事業者に電話もSNSによる解約を自動音声で案内→SNSで解約できず
相談事例の事例では、スマホでSNSの広告を見て、500円のお試し用化粧品を購入。商品に同封されていた書面で初めて4回購入する必要がある定期購入だと分かった。試してみたところ肌に合わなかったので、解約しようと思って事業者に電話したところ、SNSで解約手続きをするように自動アナウンスが流れた。SNSに登録し、解約手続きを試みたが、解約要件を満たしていないのか、画面が先に進まず、解約ができない。(60代・女性)
化粧品を試したいと思って、安価なサンプルの申し込みをしたが、実は複数回購入しなければならない定期購入の契約だったという相談が頻繁だ。都消費生活総合センターは、「500円」「お試し」などと安さを強調した広告は、定期購入の通信販売広告かも知れない。契約内容をしっかり確認しよう――とアドバイスしている。
詳しい契約内容は隅々まで見ないと気づかない位置に記載
同センターによると、通信販売では契約内容を分かりやすく表示するように定められているが、実際の広告では、「初めての方〇〇円」「お試し〇〇円」などと、目立つ文字で安価に試せると表示している一方、詳しい契約内容が小さな文字で隅々まで見ないと気づかないような位置に表示されていて、リンク先をよく見ないと分からない場合がある。
「お試し」などの文字が目を引く広告には、注意が必要だ。定期購入ではないかなど購入条件をしっかり確認。広告や、契約内容の確認画面をスクリーンショットで保存しておくことも必要だ。 また、「いつでも解約可能」と書いてあっても、定期購入を解約するには受け取った商品を通常価格と称する数千円の価格で精算することが条件になっている場合もある。
解約や返品条件が確認しにくい申込画面に移行も
最近では、サイトの画面下に出てくる「申し込みはこちら」と書かれたボタンを押すとチャットボット画面となり、個人情報の入力画面に飛んでしまう場合がある。こうした申込画面は解約や返品条件が確認しにくい画面構成になっているものもあり、注意が必要だ。中には、解約の申し出がSNSのチャットなどの自動応答に限られ、利用していない人にとっては解約の申し出ができなかったり、事業者と直接話をして撤回を伝えることが困難なことがある。

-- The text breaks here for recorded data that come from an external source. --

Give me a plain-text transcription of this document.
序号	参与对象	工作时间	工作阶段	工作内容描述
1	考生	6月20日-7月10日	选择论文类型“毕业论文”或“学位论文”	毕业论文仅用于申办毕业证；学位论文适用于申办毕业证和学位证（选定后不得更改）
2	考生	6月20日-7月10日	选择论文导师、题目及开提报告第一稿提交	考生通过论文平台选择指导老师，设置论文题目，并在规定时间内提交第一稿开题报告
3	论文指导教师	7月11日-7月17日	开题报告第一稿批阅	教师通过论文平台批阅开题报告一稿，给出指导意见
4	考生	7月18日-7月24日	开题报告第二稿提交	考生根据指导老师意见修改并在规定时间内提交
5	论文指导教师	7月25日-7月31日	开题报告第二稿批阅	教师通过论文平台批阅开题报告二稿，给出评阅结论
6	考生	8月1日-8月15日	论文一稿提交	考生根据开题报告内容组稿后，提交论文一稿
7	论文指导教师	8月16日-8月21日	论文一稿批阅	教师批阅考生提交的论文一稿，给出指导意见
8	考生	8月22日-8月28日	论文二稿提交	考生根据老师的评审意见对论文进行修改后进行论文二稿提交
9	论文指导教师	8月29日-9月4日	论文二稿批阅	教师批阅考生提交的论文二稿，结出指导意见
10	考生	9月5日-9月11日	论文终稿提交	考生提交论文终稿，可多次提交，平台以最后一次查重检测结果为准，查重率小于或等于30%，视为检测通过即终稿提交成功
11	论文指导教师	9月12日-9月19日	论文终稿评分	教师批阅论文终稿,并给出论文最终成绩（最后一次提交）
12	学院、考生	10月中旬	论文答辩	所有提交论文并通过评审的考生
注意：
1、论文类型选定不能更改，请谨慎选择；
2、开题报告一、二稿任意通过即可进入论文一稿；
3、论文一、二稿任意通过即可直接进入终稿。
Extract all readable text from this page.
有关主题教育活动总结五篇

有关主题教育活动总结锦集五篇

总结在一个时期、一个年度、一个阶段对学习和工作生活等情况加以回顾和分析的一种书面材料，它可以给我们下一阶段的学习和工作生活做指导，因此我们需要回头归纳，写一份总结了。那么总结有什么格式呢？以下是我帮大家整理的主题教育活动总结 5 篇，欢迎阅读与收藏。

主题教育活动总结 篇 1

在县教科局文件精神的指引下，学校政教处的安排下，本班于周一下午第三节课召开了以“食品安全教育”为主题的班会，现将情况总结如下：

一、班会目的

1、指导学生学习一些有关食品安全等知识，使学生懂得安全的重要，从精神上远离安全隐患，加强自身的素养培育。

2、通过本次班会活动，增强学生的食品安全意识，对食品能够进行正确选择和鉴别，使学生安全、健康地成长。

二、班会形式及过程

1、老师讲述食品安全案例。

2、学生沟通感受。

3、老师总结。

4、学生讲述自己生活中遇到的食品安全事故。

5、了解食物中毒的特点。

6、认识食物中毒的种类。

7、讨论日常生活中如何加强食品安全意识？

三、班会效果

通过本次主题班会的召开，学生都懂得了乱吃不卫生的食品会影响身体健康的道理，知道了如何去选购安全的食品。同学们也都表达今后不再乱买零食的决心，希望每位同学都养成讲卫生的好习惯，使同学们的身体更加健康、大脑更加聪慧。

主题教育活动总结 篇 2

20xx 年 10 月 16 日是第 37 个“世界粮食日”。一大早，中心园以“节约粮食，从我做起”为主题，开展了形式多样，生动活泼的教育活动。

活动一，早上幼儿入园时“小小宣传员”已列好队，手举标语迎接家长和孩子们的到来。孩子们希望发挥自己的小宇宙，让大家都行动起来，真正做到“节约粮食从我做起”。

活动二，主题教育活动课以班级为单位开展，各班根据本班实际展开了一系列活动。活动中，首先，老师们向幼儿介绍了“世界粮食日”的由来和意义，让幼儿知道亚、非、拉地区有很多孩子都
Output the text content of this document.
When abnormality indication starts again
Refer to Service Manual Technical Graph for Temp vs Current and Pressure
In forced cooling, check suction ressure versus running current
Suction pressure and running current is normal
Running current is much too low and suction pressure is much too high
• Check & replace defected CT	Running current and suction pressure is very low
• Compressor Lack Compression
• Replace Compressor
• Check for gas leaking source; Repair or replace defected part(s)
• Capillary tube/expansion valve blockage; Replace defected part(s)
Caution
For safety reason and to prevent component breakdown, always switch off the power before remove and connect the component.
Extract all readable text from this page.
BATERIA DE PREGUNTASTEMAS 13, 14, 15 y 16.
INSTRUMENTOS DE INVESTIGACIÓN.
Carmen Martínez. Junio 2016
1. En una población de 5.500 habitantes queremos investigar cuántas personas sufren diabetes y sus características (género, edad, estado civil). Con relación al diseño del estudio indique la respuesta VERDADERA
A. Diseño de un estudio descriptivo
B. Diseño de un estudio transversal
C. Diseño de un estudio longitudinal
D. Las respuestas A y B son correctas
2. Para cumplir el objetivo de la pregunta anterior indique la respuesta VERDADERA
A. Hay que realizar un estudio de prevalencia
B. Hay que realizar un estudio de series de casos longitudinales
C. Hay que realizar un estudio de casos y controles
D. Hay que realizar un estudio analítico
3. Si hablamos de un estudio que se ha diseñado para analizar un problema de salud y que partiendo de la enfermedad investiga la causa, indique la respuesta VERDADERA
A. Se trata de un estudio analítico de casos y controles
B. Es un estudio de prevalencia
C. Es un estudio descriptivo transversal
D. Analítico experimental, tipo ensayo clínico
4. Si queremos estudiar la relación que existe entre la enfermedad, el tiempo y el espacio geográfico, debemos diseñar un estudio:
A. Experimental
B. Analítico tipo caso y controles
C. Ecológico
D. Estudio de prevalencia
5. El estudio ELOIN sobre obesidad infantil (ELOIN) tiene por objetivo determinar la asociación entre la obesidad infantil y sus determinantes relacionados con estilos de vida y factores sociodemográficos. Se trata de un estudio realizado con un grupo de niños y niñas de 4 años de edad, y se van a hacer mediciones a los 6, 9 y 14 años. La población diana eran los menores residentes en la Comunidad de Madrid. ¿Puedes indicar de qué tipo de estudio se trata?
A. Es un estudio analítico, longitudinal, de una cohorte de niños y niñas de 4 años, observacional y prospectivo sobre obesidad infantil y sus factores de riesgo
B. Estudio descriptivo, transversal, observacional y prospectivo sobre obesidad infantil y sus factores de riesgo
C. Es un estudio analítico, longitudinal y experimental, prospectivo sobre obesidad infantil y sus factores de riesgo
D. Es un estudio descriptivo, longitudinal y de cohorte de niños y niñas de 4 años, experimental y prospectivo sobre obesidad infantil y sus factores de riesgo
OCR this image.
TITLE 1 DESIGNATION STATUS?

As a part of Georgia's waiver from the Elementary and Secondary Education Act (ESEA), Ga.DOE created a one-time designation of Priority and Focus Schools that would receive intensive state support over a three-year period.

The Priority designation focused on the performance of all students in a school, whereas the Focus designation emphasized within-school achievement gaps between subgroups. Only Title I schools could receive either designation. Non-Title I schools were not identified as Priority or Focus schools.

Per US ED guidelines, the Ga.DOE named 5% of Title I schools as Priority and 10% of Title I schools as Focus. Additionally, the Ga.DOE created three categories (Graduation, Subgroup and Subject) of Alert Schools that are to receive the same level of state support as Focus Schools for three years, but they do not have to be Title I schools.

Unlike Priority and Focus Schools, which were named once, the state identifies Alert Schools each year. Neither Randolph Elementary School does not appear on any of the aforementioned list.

契約内容が広告と異なるなどの問題がある場合は、近くの消費生活センターに相談を。都は同時に、「悪質事業者に関する通報サイト」を設置。解決していたり、相談するほどでもないと思える困った経験などの情報を募っている。寄せられた情報は、悪質事業者の指導や処分に役立てるほか、都民らへの情報提供、啓発につなげたい考えだ。